Posiadanie broni we Francji

Zdjęcie ilustracyjne. / foto: Pixabay
Zdjęcie ilustracyjne. / foto: Pixabay
REKLAMA
Po tym jak prezydent USA Joe Biden wezwał Kongres USA do ograniczenia sprzedaży broni, kolejne kraje dokonują swoistego „przeglądu” sytuacji u siebie. Dość daleko poszła Kanada, która wykorzystała atak szkolny w Teksasie do zaproponowania u siebie ograniczenia posiadania broni krótkiej.

Po drugiej stronie Atlantyku, France Info postawiło pytanie – co z Francją? Tutaj ograniczeń chyba nie będzie, bo one już są.

Jak stwierdza rozgłośnia, nad Sekwaną „bardzo niewiele osób jest upoważnionych do noszenia broni”.

REKLAMA

Wśród upoważnionych do noszenia broni jest policja, ale i to nie do końca. Poza służbą, takiego prawa nie mają funkcjonariusze policji, straży miejskiej, policji ochrony środowiska, czy nawet żołnierze biorący udział w operacji Vigipirate.

Pozwolenia na bron mogą uzyskać osoby zagrożone, które zdecydowały się nie przyjmować ochrony zewnętrznej. Mogą to być np. sędziowie śledczy zajmujący się sprawami terroryzmu.

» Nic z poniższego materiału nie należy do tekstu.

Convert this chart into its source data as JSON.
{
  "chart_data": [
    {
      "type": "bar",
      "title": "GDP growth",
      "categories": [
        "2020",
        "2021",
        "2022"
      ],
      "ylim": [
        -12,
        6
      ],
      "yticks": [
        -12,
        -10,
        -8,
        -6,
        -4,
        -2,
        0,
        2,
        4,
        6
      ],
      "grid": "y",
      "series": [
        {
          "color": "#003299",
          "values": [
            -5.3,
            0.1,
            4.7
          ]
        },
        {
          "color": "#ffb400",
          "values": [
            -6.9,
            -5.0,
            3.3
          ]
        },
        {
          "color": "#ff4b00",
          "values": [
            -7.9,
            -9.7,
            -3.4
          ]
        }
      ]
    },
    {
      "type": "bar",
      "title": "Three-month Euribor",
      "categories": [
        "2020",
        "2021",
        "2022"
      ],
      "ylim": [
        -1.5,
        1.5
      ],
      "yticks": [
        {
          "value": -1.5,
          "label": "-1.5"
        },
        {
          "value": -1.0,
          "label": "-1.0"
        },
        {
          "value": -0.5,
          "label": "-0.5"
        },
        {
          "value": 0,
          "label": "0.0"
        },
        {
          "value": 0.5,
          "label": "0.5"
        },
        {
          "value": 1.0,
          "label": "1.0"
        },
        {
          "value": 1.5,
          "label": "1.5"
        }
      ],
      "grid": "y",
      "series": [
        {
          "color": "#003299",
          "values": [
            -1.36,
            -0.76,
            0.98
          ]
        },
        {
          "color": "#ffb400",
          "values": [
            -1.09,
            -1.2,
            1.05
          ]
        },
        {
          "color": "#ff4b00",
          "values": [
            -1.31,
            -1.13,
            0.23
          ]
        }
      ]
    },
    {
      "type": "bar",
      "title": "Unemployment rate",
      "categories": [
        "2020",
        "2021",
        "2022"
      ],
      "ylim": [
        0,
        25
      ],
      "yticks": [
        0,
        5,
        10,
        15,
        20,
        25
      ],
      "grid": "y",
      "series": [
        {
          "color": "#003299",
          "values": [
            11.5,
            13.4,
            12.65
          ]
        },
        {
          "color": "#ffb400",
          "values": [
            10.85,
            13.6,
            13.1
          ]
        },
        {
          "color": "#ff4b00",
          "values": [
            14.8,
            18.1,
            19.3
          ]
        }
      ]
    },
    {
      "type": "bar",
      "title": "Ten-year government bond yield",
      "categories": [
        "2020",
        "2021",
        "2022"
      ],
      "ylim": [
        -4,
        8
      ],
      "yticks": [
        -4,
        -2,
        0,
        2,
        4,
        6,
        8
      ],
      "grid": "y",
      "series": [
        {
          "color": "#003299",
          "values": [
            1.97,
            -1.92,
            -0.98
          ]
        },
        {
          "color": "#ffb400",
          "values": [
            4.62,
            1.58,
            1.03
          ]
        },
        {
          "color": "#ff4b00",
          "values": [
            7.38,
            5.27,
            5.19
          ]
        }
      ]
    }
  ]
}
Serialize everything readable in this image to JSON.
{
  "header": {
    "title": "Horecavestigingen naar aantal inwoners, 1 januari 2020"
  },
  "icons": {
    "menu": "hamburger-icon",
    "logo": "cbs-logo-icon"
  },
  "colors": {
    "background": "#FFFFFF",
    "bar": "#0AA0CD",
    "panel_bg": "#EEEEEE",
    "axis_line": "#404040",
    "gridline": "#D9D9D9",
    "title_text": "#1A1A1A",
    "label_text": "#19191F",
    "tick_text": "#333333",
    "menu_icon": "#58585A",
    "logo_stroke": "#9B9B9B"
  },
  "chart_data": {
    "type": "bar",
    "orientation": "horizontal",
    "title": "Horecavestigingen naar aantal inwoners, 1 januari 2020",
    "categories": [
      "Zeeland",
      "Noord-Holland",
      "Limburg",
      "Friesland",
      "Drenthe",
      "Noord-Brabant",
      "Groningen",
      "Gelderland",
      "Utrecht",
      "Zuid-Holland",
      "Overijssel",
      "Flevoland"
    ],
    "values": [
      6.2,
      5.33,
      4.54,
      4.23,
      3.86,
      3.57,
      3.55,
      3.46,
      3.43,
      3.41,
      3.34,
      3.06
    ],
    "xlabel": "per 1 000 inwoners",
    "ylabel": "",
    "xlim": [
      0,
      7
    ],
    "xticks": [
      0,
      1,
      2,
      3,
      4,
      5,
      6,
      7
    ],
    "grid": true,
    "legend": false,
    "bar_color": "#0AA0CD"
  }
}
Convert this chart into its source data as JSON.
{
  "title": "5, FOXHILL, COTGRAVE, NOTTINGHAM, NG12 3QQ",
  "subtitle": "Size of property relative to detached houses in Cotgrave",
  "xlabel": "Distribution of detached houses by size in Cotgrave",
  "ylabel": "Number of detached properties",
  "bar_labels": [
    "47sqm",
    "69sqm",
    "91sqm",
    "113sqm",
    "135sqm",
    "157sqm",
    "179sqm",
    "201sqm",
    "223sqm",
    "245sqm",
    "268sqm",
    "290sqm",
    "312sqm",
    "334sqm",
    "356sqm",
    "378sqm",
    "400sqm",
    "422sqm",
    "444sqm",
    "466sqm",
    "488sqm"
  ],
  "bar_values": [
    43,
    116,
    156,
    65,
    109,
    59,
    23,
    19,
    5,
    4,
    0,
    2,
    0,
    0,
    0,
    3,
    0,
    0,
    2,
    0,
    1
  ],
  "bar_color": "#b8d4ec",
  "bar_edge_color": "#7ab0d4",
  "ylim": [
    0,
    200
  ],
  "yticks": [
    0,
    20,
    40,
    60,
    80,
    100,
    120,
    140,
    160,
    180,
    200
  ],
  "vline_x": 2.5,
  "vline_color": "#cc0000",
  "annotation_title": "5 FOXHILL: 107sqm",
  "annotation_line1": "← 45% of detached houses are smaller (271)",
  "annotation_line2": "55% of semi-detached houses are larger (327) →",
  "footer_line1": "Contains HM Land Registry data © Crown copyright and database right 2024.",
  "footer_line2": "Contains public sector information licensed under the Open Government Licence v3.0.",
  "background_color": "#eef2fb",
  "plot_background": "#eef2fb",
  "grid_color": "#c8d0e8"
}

W 2017 roku prawo do posiadania broni zyskali niektórzy ochroniarzy, po ukończeniu specjalnego szkolenia i uzyskaniu zgody. Chodzi o osoby strzegące miejsc niebezpiecznych lub niektórych osobistych ochroniarzy ważnych osobistości.

Karabin szturmowy, ale tylko półautomatyczny mogą posiadać strzelcy sportowi po uzyskaniu rzecz jasna pozwolenia. Nie mogą ich jednak nosić przy sobie, a jedynie nieść w drodze na strzelnicę. Taka broń ma być trzymana w domu w sejfie. Aby uzyskać zezwolenie, trzeba być członkiem klubu strzeleckiego minimum pół roku, wymagana jest niekaralność i dobra opinia po sprawdzeniu przez policję.

Łatwiej jest o dostęp do broni myśliwskiej. Można ją posiadać przy sobie jednak tylko na polowaniach i w trakcie transportu na łowisko. Kupujący fuzję myśliwy składa deklarację na prefekturze, a ta przeprowadza ocenę ryzyka i bada opinię o nabywcy do 10 lat wstecz.

Zakup broni myśliwskiej wyklucza np. umyślna przemoc, prowadzenie samochodu pod wpływem alkoholu, itp. Pomimo tego, broni myśliwskiej i samych myśliwych we Francji jest sporo.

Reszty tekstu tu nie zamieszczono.